0

My goal was to prevent the user from having to type in .html in order to access the page they are looking for on our site. On other sites I have left the file name as /pagename.html and the user could type in only /pagename and the page would load. For some reason, that was not possible with our server settings (GoDaddy Plesk Parallel server) so my workaround was to create a folder for every page I wanted and the actual file would be /index.html. My goal was accomplished and now the user doesn't have to include .html to load the page. The problem now is that Google and SEOmoz reports are reading tons of duplicate content. The reason is that the user could type in 3 different things to get to the same page - technically 6 if you include "www":

sitename.com/services
sitename.com/services/
sitename.com/services/index.html

Search engines are displaying it the 2nd way (http://sitename.com/services/) and if you type it without the "/" it redirects to showing it with the "/". SEOmoz is saying I have 301 redirects for each page in order for that to happen but we never manually did that.

I've tried creating an .htaccess file with redirects from sitename.com/services/ to sitename.com/services but the page won't load because of too many redirects.

Did I break some big rules setting it up this way?

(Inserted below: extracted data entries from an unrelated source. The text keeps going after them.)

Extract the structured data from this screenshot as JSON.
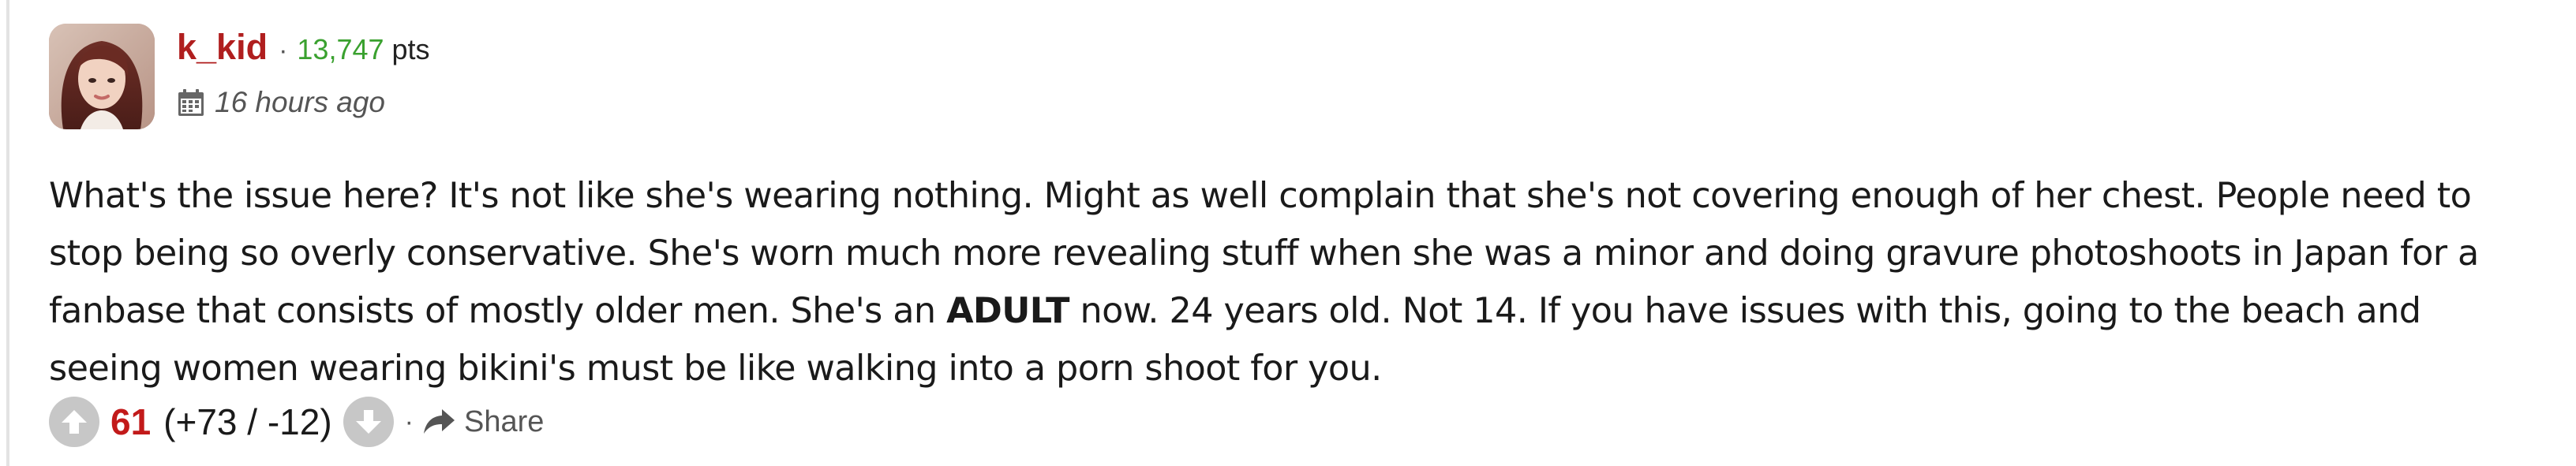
{
  "comment": {
    "author": "k_kid",
    "separator": "·",
    "points": "13,747",
    "points_label": "pts",
    "time_ago": "16 hours ago",
    "body_before_bold": "What's the issue here? It's not like she's wearing nothing. Might as well complain that she's not covering enough of her chest. People need to stop being so overly conservative. She's worn much more revealing stuff when she was a minor and doing gravure photoshoots in Japan for a fanbase that consists of mostly older men. She's an ",
    "body_bold": "ADULT",
    "body_after_bold": " now. 24 years old. Not 14. If you have issues with this, going to the beach and seeing women wearing bikini's must be like walking into a porn shoot for you."
  },
  "actions": {
    "score": "61",
    "breakdown": "(+73 / -12)",
    "separator": "·",
    "share_label": "Share"
  },
  "colors": {
    "username": "#b01e1e",
    "points": "#3aa12f",
    "score": "#c21a1a",
    "vote_button": "#c7c7c7",
    "muted": "#555555"
  },
  "icons": {
    "calendar": "calendar-icon",
    "upvote": "arrow-up-icon",
    "downvote": "arrow-down-icon",
    "share": "share-arrow-icon"
  }
}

Please note that "sitename.com/services/" is just an example of a page and our entire site of 50 pages is set up in this nature. The actual site is http://www.logicalposition.com.

Tony
  • 287
  • 4
  • 9
  • 1
    Check out URL Rewriting. While it appears many sites have many directories, and many index.html files, they typically don't. Having many directories and files would be incredibly difficult to manage. – Sampson Jan 14 '13 at 18:39

3 Answers3

1

The preferred way is to set up your server to manage the URL handling. If you are on an Apache server, for example, you could use the following suggestion and create/change the .htaccess file to get the desired affect.

http://eisabainyo.net/weblog/2007/08/19/removing-file-extension-via-htaccess/

Jason
  • 2,280
  • 23
  • 22
0

The most straightforward way is to use Apache's .htaccess (which if I remember correctly GoDaddy allows access to, though I may be wrong) to do redirects.

See this post: https://stackoverflow.com/a/5730126/549346 (mods: possible duplicate?), which directs you to place something like the following in your .htacess file:

RewriteEngine On
RewriteCond %{REQUEST_FILENAME} !-f
RewriteCond %{REQUEST_FILENAME} !-d
RewriteRule ^(.*)\.html$ /$1 [L,R=301] 
Community
  • 1
  • 1
Joshua
  • 1,788
  • 1
  • 11
  • 18
0

Firstly it sounds like you haven't done basic leg work to minimize this. You need to decide do you want www.samplesite.com or just samplesite.com? Then you can very easily set this with .htaccess (see this handy tool). This will mean at most you will have three variations, not 6.

I would take @Jassons's suggestion and use URL Handling - 2 of my clients currently use GoDaddy and both of which use this method so should be fully supported.

Some more helpful links for URL Handling/htaccess rewrites (although note: setting up 301 redirects takes time, patience and careful monitoring of crawl errors on Web Master Tools, so URL Handling is preferable!)

http://net.tutsplus.com/tutorials/other/using-htaccess-files-for-pretty-urls/

Extreme example, but still relevant :) Handling several thousand redirects with .htaccess

Edit Forcing trailing slash

You can easily force the trailing slash to appear by using the Rewrite rule

RewriteEngine On
RewriteCond %{REQUEST_FILENAME} -f
RewriteRule ^(.*) $1 [L]
RewriteCond %{REQUEST_URI} !(.*)/$
RewriteRule ^(.*)$ $1/ [L,R=301]
RewriteCond %{REQUEST_FILENAME} !-d
RewriteRule ^(.*)$ index.php?category=$1

I think you have already done that in part, but what you will notice is there is a 301 redirect header sent, that means the as spiders visit your site they will update the URL to have the trailing slash - it won't be over night. You might be able to use Web Master Tools to speed things up in terms of changing the URLS.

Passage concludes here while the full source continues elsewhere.